Tobacco growing at least in the initial stage of its introduction was made exclusively by Cistercian monks to whom Pope Pius IV had entrusted the seeds and they cultivated them in the Roman countryside; a few years later the Bishop Nicolò Tornabuoni returned from France carried other seeds to his uncle Bishop of Sansepolcro. From there it passed to the Marches through the Cistercian monks of Clairvaux and to the Brenta Valley in the Veneto region thanks to the Benedictine monks; still today these are the territories where the cultivation of tobacco is most prevalent.
In the Renaissance, and even after, its use was considered not only useful but necessary "to priests, monks, friars and other religious, that need, and want to lead a chaste life, and suppress those sensual impulses that so much annoy, Because natural cause in libido is the heat and humidity; and when it is dried by tobacco, they do not feel those so violent sinful motions. " Many chronicles also speak of abuse of tobacco so much that in 1650, Innocent X banned to take on tobacco in the Vatican Basilica, on pain of excommunication.
Among the doctors there was also a clash between those who supported the danger that resulted from the abuse of tobacco, but they were more rumors that supported its healing properties so that they advised the use in smoke, powder, leaf and in lozenges.

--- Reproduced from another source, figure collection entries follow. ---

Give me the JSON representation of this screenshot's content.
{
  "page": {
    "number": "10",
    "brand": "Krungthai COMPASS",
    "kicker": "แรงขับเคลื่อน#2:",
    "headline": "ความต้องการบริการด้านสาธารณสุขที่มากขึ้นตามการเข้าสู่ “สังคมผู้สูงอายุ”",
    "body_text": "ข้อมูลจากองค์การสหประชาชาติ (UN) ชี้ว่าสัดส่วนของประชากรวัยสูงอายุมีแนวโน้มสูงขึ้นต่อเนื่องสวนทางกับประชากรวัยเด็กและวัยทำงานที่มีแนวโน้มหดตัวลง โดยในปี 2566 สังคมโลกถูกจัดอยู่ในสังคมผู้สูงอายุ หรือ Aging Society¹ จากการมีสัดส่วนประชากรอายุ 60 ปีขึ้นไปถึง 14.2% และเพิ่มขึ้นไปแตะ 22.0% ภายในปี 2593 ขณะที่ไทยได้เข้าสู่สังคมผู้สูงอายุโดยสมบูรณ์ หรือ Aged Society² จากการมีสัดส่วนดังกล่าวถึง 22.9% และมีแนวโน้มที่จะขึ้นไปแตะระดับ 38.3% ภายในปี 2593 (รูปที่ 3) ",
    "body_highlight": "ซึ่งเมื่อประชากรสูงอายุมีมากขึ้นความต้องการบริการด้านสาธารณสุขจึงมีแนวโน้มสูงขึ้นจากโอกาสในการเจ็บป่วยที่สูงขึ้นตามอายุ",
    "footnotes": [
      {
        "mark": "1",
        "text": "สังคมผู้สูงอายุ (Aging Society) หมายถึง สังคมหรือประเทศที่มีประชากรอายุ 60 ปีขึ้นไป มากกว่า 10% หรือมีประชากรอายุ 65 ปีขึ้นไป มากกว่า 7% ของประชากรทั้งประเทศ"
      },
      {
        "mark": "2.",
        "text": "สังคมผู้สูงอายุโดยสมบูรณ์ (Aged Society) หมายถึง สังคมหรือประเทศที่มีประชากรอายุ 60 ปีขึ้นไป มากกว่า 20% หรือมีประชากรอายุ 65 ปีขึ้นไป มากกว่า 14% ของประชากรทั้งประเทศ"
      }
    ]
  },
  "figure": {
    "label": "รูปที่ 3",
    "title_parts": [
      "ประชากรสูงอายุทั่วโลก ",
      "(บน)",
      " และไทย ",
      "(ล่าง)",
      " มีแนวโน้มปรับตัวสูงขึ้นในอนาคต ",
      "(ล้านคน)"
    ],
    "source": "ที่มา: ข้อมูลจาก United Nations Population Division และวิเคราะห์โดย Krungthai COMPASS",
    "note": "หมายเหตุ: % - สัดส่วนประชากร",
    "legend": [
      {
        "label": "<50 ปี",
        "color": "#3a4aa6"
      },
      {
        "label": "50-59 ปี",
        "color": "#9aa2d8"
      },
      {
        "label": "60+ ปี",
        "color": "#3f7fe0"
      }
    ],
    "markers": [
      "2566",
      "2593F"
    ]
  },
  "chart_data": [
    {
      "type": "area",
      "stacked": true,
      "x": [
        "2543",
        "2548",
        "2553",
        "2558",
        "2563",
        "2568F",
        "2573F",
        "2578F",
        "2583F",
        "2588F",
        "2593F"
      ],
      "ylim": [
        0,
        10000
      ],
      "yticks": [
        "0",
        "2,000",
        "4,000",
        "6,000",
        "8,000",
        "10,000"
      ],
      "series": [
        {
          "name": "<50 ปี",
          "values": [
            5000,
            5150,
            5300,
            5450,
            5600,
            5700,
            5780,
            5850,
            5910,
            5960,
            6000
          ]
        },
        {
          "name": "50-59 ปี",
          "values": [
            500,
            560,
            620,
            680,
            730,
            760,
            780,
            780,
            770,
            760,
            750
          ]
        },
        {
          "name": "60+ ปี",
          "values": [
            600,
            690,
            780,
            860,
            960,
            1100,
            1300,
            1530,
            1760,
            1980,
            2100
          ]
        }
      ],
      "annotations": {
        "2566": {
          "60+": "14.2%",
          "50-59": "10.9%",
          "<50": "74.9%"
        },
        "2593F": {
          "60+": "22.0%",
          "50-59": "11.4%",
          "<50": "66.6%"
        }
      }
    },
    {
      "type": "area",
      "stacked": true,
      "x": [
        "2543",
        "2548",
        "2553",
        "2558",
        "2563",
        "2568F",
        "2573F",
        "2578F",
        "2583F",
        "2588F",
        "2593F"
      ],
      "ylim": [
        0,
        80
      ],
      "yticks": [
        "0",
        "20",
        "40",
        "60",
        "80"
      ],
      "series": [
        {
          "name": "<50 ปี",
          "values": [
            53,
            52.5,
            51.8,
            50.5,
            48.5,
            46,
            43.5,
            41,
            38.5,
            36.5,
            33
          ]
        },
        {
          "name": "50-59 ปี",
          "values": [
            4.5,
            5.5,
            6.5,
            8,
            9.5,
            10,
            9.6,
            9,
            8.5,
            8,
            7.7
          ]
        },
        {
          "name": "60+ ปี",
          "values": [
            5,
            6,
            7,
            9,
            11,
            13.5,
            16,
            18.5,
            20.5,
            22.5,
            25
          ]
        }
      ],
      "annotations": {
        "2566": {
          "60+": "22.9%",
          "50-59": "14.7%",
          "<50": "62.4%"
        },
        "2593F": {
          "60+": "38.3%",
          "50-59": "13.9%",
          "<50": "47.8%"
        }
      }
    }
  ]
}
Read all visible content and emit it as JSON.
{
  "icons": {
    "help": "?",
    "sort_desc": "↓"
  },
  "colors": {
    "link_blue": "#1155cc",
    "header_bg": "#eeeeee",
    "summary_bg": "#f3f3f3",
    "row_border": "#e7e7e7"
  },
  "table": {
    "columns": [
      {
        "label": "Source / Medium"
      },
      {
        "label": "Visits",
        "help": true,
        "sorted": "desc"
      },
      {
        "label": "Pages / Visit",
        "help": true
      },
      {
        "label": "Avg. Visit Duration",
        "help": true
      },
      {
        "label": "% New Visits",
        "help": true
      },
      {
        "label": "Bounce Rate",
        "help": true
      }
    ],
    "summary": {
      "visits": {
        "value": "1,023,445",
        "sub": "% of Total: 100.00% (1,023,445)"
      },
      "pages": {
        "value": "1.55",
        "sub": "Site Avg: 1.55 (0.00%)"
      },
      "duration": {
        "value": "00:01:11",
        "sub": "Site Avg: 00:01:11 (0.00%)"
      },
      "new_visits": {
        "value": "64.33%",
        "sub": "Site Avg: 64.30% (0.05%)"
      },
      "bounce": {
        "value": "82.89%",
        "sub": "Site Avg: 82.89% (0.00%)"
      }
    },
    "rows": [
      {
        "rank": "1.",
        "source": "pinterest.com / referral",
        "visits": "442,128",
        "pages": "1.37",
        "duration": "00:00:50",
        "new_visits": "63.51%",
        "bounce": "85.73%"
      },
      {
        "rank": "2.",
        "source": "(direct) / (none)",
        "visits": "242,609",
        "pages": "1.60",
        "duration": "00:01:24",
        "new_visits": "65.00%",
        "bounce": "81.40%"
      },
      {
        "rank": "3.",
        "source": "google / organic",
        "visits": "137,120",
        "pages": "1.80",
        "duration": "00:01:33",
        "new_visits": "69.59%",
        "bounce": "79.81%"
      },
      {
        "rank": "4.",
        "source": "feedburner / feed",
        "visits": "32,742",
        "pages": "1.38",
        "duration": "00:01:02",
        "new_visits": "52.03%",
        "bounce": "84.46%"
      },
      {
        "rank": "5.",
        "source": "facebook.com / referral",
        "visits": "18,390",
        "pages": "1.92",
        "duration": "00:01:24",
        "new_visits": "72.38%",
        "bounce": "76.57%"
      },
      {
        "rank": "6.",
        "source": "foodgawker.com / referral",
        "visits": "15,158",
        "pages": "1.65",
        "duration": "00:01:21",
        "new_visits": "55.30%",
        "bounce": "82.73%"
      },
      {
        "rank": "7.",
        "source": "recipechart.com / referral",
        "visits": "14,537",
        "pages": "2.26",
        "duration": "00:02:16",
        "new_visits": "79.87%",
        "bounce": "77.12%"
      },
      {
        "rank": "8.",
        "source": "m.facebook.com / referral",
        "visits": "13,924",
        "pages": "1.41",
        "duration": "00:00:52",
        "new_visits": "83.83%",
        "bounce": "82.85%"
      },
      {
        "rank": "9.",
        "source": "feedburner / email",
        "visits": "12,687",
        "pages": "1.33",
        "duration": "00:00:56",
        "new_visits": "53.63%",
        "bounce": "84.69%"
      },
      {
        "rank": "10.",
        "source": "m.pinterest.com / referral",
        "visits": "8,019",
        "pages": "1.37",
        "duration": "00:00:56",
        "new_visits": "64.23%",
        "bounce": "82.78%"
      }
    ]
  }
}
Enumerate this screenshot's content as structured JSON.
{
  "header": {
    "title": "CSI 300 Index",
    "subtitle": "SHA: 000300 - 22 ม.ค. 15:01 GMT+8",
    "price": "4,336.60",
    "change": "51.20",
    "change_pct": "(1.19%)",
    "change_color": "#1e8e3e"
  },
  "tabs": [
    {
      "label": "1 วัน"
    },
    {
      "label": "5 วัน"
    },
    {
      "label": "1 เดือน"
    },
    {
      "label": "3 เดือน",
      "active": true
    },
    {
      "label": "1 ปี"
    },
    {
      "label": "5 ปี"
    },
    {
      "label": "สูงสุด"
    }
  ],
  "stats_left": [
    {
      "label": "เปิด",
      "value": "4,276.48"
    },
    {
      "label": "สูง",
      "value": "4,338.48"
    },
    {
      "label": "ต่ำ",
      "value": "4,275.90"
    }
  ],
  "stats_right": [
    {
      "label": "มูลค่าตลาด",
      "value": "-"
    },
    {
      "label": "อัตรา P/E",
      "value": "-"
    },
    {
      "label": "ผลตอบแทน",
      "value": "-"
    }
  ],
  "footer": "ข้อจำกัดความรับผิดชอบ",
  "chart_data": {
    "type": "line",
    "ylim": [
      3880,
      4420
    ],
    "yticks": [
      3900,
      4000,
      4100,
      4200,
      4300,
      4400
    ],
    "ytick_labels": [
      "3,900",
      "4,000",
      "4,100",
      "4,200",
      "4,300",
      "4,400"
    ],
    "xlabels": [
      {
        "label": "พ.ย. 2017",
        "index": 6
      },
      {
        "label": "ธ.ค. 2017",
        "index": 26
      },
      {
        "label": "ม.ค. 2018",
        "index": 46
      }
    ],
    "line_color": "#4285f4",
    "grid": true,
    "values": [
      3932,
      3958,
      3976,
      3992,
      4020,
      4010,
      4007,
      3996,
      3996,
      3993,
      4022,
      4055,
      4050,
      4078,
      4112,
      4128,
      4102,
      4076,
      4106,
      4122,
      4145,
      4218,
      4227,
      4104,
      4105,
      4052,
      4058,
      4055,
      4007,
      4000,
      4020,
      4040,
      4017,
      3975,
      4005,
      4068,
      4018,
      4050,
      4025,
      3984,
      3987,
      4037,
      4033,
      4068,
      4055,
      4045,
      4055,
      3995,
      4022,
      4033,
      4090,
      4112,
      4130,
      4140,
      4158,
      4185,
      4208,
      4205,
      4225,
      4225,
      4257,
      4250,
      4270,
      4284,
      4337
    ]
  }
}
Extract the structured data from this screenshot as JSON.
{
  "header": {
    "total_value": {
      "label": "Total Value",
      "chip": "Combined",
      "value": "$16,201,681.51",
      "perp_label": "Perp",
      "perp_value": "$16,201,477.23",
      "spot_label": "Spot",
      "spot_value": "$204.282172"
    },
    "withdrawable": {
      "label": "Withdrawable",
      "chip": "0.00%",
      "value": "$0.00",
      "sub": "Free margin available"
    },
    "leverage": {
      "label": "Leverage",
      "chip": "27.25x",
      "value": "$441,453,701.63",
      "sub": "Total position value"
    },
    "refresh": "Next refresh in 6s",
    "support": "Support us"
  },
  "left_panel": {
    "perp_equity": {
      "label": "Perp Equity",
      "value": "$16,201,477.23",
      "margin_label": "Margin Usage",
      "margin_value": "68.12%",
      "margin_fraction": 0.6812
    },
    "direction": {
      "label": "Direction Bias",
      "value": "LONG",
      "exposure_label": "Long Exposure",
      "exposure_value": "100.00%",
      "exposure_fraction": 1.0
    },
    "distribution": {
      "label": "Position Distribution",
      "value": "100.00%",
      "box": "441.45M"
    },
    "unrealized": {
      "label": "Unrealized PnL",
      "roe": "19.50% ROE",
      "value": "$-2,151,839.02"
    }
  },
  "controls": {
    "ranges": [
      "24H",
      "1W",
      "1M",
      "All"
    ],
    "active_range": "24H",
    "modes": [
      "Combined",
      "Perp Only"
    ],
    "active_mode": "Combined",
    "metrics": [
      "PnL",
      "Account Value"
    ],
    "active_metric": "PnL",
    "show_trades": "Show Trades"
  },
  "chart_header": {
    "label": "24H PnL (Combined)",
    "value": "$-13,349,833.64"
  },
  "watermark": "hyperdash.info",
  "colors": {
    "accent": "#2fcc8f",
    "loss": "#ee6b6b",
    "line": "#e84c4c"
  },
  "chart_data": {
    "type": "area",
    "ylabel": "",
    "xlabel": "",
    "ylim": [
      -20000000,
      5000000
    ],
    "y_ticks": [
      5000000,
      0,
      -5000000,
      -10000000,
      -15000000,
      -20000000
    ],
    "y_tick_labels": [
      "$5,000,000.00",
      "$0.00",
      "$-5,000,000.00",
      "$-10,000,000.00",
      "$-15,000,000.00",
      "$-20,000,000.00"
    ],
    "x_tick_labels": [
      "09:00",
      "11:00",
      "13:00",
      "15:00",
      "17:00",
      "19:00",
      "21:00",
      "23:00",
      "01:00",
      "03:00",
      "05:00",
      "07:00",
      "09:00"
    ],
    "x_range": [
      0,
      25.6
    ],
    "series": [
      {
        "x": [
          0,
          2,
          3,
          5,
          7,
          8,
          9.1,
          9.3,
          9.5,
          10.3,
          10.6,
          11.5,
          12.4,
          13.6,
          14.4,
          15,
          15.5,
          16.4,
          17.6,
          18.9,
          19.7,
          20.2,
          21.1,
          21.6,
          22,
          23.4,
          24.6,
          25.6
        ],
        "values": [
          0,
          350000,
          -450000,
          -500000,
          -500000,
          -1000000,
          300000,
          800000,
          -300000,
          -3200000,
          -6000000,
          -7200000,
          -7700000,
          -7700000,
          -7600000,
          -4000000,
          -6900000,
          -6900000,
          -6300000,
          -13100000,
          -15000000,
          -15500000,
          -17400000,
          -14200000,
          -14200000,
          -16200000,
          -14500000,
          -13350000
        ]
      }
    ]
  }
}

Even the popes used the tobacco and a large consumer of tobacco snuff was Gregory XVI, so that his nose, already great naturally, was always so red that spread the rumor that he loved so much to drink wine, fact not true.
The Santacroce family for many years was the only one who could import the tobacco so much that even in the nineteenth century in the Papal State signboard of tobacco resales was the white cross of the Santacroce emblem.